Is the following true?
\begin{equation} \frac{\partial}{\partial (5a+3b)} \operatorname{Exp}[(5a+3b)\alpha - (3a+5b)\beta] = \alpha \operatorname{Exp}[(5a+3b)\alpha - (3a+5b)\beta] . \end{equation}
Can you differentiate with respect to a sum like this? (Or perhaps equivalently substitute $x=5a+3b$?). Note that $a$ and $b$ are not dependent on $\alpha$ or $\beta$, but all of the terms, $a$, $b$, $\alpha$ and $\beta$ are all dependent on a further variable, $\tau$. The equation above is a simplified version of what I actually want to find, which is a functional derivative.

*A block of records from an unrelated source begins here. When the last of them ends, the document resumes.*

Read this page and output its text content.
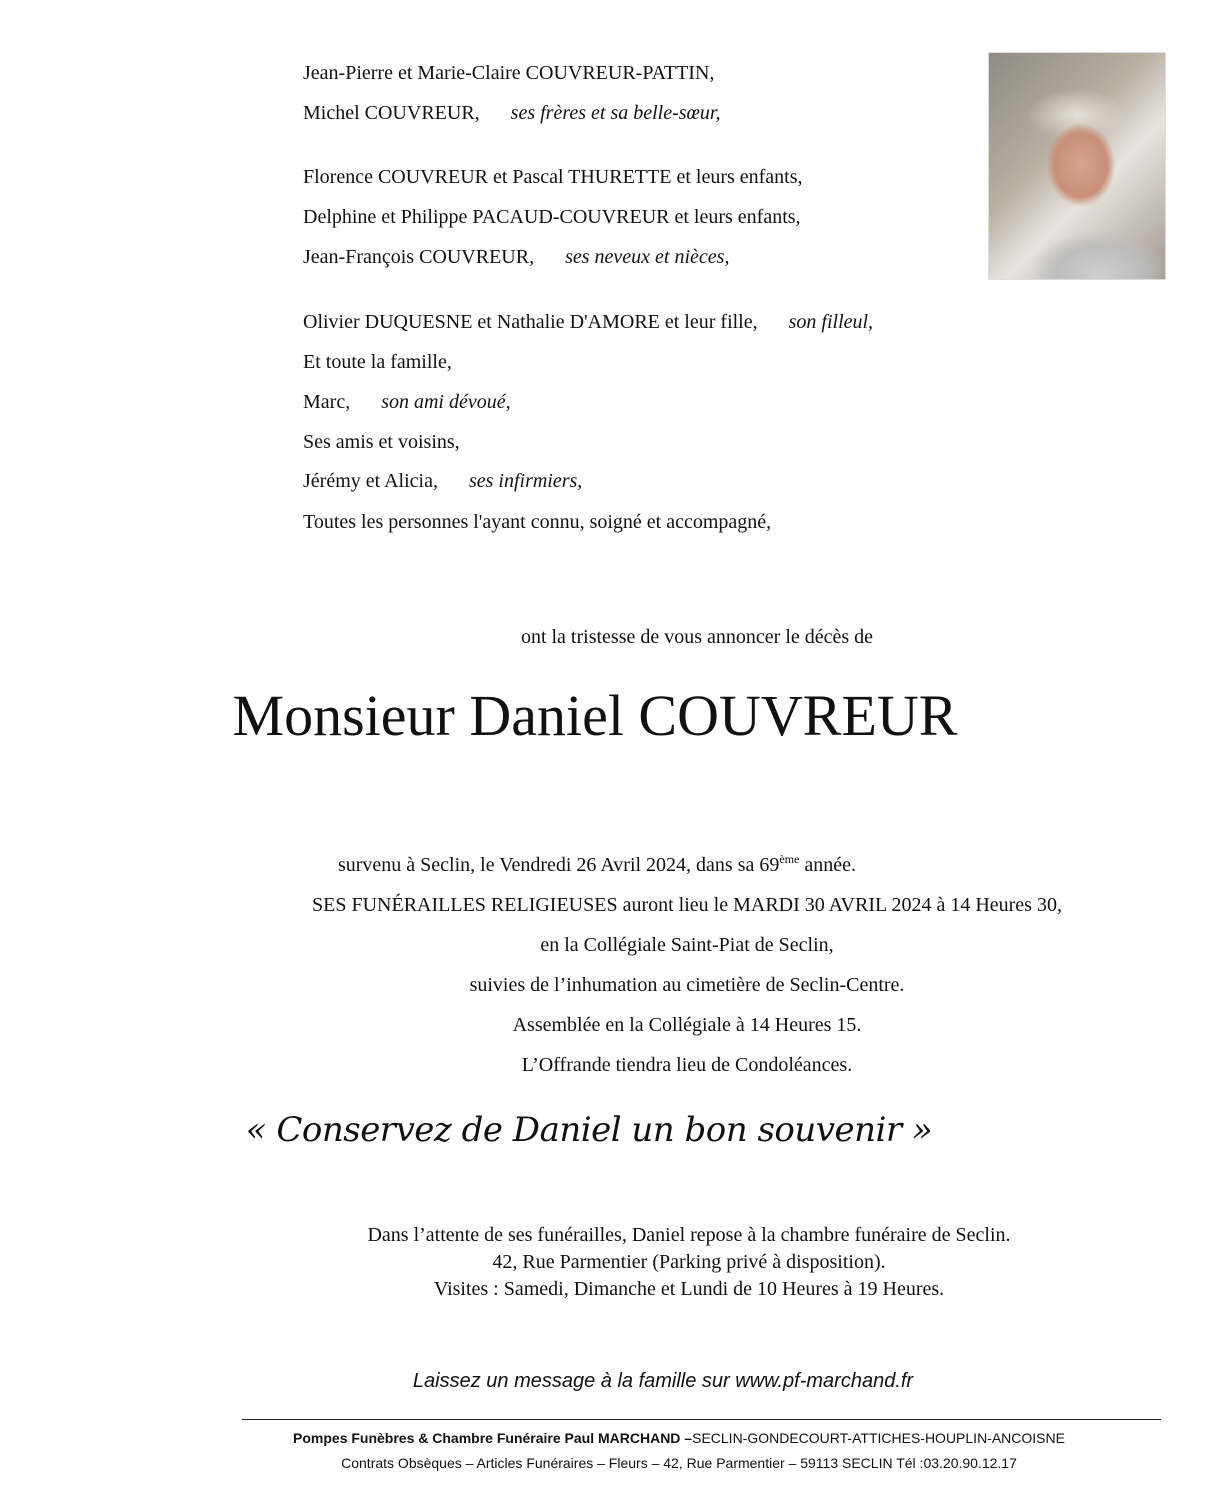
Jean-Pierre et Marie-Claire COUVREUR-PATTIN,
Michel COUVREUR, ses frères et sa belle-sœur,
Florence COUVREUR et Pascal THURETTE et leurs enfants,
Delphine et Philippe PACAUD-COUVREUR et leurs enfants,
Jean-François COUVREUR, ses neveux et nièces,
Olivier DUQUESNE et Nathalie D'AMORE et leur fille, son filleul,
Et toute la famille,
Marc, son ami dévoué,
Ses amis et voisins,
Jérémy et Alicia, ses infirmiers,
Toutes les personnes l'ayant connu, soigné et accompagné,
ont la tristesse de vous annoncer le décès de
Monsieur Daniel COUVREUR
survenu à Seclin, le Vendredi 26 Avril 2024, dans sa 69ème année.
SES FUNÉRAILLES RELIGIEUSES auront lieu le MARDI 30 AVRIL 2024 à 14 Heures 30,
en la Collégiale Saint-Piat de Seclin,
suivies de l’inhumation au cimetière de Seclin-Centre.
Assemblée en la Collégiale à 14 Heures 15.
L’Offrande tiendra lieu de Condoléances.
« Conservez de Daniel un bon souvenir »
Dans l’attente de ses funérailles, Daniel repose à la chambre funéraire de Seclin.
42, Rue Parmentier (Parking privé à disposition).
Visites : Samedi, Dimanche et Lundi de 10 Heures à 19 Heures.
Laissez un message à la famille sur www.pf-marchand.fr
Pompes Funèbres & Chambre Funéraire Paul MARCHAND –SECLIN-GONDECOURT-ATTICHES-HOUPLIN-ANCOISNE
Contrats Obsèques – Articles Funéraires – Fleurs – 42, Rue Parmentier – 59113 SECLIN Tél :03.20.90.12.17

Edit2: So my non-simplified question is whether this is true:
\begin{equation} \frac{\delta}{\delta x(\tau')} \operatorname{Exp}[\int_0^p d\tau (x (\tau) \alpha (\tau) - y (\tau)\beta (\tau))] = \alpha (\tau') \operatorname{Exp}[\int_0^p d\tau' (x (\tau')\alpha(\tau') - y (\tau')\beta (\tau'))] . \end{equation}
where $x (\tau)=5a (\tau)+3b (\tau)$, $y(\tau)=3a (\tau)+5b (\tau)$ and each of $\alpha$, $\beta$, $a$ and $b$ (and therefore $x$ and $y$) are operators. - Does it matter that the functional derivative is with respect to a sum?
Thanks.
Edit1: Thanks @henry for spotting my typo. - The right hand side of the equation is $\alpha \operatorname{Exp}[(5a+3b)\alpha - (3a+5b)\beta]$ not just $\alpha$!